I have big negative long term on my BNR tune, everytime I ask about it it's ignored. You have the same issue?


----------



## Mr_Pat (Mar 7, 2021)

Evap purge maybe ?? I have trifecta as well and havent had any issues .. though I spend most of the time with the Cruise control on for economy until I want to play around.


----------



## Ashtonswindle (Nov 6, 2020)

Thebigzeus said:


> I have big negative long term on my BNR tune, everytime I ask about it it's ignored. You have the same issue?


Yes!! I reached out to trifecta and even sent them logs and they said everything looks fine and within normal range even though -9 to -14 LTFT is not normal range. I would understand running a little rich on a tune just because they want the extra gas in there but not that rich


----------



## Thebigzeus (Dec 2, 2018)

Ashtonswindle said:


> Yes!! I reached out to trifecta and even sent them logs and they said everything looks fine and within normal range even though -9 to -14 LTFT is not normal range. I would understand running a little rich on a tune just because they want the extra gas in there but not that rich


Yep, exact same issue! I wonder if they do that to make it run real rich so they dont risk a lean condition and engine damage...


----------



## Ashtonswindle (Nov 6, 2020)

Mr_Pat said:


> Evap purge maybe ?? I have trifecta as well and havent had any issues .. though I spend most of the time with the Cruise control on for economy until I want to play around.

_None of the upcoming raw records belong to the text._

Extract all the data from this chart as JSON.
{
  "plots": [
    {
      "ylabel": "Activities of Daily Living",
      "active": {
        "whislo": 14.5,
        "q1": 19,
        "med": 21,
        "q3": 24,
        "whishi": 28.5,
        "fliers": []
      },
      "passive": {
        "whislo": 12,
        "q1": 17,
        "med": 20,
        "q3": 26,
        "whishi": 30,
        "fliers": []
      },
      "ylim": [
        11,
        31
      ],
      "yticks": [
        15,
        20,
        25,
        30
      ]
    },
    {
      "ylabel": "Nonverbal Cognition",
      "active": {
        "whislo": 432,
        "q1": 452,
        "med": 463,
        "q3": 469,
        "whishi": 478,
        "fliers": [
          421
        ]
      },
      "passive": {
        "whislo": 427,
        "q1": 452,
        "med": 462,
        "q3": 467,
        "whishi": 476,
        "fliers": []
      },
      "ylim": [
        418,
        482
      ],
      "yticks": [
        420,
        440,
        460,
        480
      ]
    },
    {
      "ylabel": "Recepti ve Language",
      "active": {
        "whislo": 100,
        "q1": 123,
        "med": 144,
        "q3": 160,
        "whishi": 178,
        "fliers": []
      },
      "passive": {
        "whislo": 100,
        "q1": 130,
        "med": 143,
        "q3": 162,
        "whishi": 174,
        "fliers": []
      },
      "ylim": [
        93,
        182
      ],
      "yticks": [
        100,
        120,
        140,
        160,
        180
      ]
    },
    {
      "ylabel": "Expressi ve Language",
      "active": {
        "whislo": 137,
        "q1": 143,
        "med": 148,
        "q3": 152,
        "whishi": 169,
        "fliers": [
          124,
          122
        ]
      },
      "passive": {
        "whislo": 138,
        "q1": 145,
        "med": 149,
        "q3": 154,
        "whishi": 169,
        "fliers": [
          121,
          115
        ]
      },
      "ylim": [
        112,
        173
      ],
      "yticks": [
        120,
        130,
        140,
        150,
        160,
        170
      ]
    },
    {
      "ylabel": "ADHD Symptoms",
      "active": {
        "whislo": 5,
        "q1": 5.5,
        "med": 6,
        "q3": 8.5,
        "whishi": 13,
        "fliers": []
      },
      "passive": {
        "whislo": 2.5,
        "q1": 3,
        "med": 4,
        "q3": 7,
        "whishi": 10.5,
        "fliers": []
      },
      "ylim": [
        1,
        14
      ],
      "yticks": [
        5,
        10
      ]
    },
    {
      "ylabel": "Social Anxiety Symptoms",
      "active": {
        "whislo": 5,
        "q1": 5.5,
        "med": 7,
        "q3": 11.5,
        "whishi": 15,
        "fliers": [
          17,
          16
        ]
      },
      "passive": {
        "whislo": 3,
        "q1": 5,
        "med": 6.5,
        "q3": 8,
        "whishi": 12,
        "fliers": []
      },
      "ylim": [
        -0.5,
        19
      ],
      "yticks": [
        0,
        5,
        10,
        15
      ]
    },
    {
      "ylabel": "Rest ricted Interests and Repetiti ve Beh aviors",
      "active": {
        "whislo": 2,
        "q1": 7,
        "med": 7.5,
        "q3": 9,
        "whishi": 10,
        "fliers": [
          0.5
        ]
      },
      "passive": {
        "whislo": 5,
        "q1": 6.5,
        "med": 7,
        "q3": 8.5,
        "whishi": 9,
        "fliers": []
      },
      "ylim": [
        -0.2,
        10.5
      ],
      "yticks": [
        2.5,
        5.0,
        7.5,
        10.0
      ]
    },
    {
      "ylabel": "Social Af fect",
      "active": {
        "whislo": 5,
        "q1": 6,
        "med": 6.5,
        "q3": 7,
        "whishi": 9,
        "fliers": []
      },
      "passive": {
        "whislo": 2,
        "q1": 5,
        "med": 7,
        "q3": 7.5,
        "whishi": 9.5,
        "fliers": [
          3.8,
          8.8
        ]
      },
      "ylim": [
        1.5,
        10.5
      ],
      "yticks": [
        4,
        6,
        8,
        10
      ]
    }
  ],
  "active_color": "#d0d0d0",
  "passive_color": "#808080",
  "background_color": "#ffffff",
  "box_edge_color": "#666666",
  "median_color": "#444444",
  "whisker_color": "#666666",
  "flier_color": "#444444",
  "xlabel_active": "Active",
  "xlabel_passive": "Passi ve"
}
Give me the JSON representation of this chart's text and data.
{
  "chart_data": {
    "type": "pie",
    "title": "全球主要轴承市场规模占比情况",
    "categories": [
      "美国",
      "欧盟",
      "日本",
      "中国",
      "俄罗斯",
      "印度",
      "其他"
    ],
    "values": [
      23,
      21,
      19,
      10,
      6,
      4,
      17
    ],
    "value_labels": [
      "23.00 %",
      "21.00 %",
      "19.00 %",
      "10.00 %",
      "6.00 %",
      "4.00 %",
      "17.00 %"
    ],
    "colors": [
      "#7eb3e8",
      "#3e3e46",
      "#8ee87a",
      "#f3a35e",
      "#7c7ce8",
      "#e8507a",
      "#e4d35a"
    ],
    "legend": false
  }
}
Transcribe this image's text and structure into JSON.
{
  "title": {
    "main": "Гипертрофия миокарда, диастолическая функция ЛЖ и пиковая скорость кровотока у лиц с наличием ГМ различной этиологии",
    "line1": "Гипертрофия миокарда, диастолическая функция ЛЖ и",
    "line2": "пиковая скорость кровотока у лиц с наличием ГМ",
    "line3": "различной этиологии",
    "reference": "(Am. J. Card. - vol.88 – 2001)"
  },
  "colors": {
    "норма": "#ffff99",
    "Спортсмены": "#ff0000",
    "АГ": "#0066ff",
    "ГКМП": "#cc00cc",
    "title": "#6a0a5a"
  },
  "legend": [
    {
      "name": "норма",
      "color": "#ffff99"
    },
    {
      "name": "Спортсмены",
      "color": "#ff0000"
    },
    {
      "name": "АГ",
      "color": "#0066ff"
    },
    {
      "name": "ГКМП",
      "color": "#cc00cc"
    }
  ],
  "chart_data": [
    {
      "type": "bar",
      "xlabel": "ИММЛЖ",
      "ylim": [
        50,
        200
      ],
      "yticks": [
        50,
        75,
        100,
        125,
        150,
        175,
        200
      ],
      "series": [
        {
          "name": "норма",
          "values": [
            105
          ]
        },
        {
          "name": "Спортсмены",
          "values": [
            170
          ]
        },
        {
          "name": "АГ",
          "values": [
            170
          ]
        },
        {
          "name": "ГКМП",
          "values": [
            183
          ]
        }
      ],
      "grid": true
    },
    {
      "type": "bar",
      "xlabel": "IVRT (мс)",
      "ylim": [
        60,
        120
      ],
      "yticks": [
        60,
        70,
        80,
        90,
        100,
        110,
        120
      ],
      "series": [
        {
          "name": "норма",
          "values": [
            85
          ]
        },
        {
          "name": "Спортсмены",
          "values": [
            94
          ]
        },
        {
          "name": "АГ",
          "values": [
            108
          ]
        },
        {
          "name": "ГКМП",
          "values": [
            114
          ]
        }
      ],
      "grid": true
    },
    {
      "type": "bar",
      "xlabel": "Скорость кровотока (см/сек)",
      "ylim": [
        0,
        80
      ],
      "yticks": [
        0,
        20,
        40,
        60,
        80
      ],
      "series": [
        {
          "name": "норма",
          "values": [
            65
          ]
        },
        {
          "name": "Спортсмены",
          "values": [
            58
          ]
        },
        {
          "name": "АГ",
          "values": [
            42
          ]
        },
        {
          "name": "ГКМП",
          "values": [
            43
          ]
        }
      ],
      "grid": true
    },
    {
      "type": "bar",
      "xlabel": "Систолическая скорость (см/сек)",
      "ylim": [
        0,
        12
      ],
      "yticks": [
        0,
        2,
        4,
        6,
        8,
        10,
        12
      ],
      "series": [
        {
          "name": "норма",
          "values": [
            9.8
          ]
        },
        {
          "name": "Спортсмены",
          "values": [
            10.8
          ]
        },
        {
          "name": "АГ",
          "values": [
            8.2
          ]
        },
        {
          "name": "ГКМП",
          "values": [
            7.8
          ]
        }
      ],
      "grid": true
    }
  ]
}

I actually just read something about a bad evap purge causing ticking and negative fuel trims. That also may explain why my EVAP I/M never completes I’ll have to look into that


----------



## Ashtonswindle (Nov 6, 2020)

Thebigzeus said:


> Yep, exact same issue! I wonder if they do that to make it run real rich to they dont risk a lean condition and engine damage...


I guess that would make sense but it still bothers the hell out of me. I think I’m gonna take a look at my evap purge tonight or tomorrow


----------



## Thebigzeus (Dec 2, 2018)

Mine seem to get worse as the engine warms up...


----------



## Mr_Pat (Mar 7, 2021)

I bought a used Autocal so I can data log and view without having to send to them first.


----------



## Thebigzeus (Dec 2, 2018)

Mr_Pat said:


> I bought a used Autocal so I can data log and view without having to send to them first.


Yep, love having my own. Can get data right when I get home and on my PC as well. Or see it live.


----------



## Mr_Pat (Mar 7, 2021)

Thebigzeus said:


> Mine seem to get worse as the engine warms up...


Huh I'll have to log mine and take a look. My mileage hasnt been stellar by any means but has basically stayed around 30 -35 MPG I drive a mix of highway / city daily 40 miles each way.


----------



## Ashtonswindle (Nov 6, 2020)

Mr_Pat said:


> I bought a used Autocal so I can data log and view without having to send to them first.


I wish I would have done that I just didn’t even think about that


----------



## Mr_Pat (Mar 7, 2021)

I picked one up on ebay for $110 and Zeus and JLL helped me out figuring out the PID info you need to set up for the data logging .. I had a thread on the forum here somewhere when I asked about the info. 

here autocal config


----------



## JLL (Sep 12, 2017)

Rich is *much* better than lean. During boost conditions my long term fuel trims are -6 to -12 too. I think most tuners do this to avoid a lean condition if the boost pressure surges.


----------



## Thebigzeus (Dec 2, 2018)

JLL said:


> Rich is *much* better than lean. During boost conditions my long term fuel trims are -6 to -12 too. I think most tuners do this to avoid a lean condition if the boost pressure surges.


Sure, but -20 ltft's? That's taking a lot out. I guess it begs the question of why that much is there to begin with.


----------



## JLL (Sep 12, 2017)

Thebigzeus said:


> Sure, but -20 ltft's? That's taking a lot out. I guess it begs the question of why that much is there to begin with.


That is excessive. A code will set if it gets over 25%.


----------



## Thebigzeus (Dec 2, 2018)

JLL said:


> That is excessive. A code will set if it gets over 25%.


Mine must be turned off then lol. Found a boost leak at throttle body last night during a test though. Maybe that was the issue.


----------



## JLL (Sep 12, 2017)

Thebigzeus said:


> Mine must be turned off then lol. Found a boost leak at throttle body last night during a test though. Maybe that was the issue.


Interesting


----------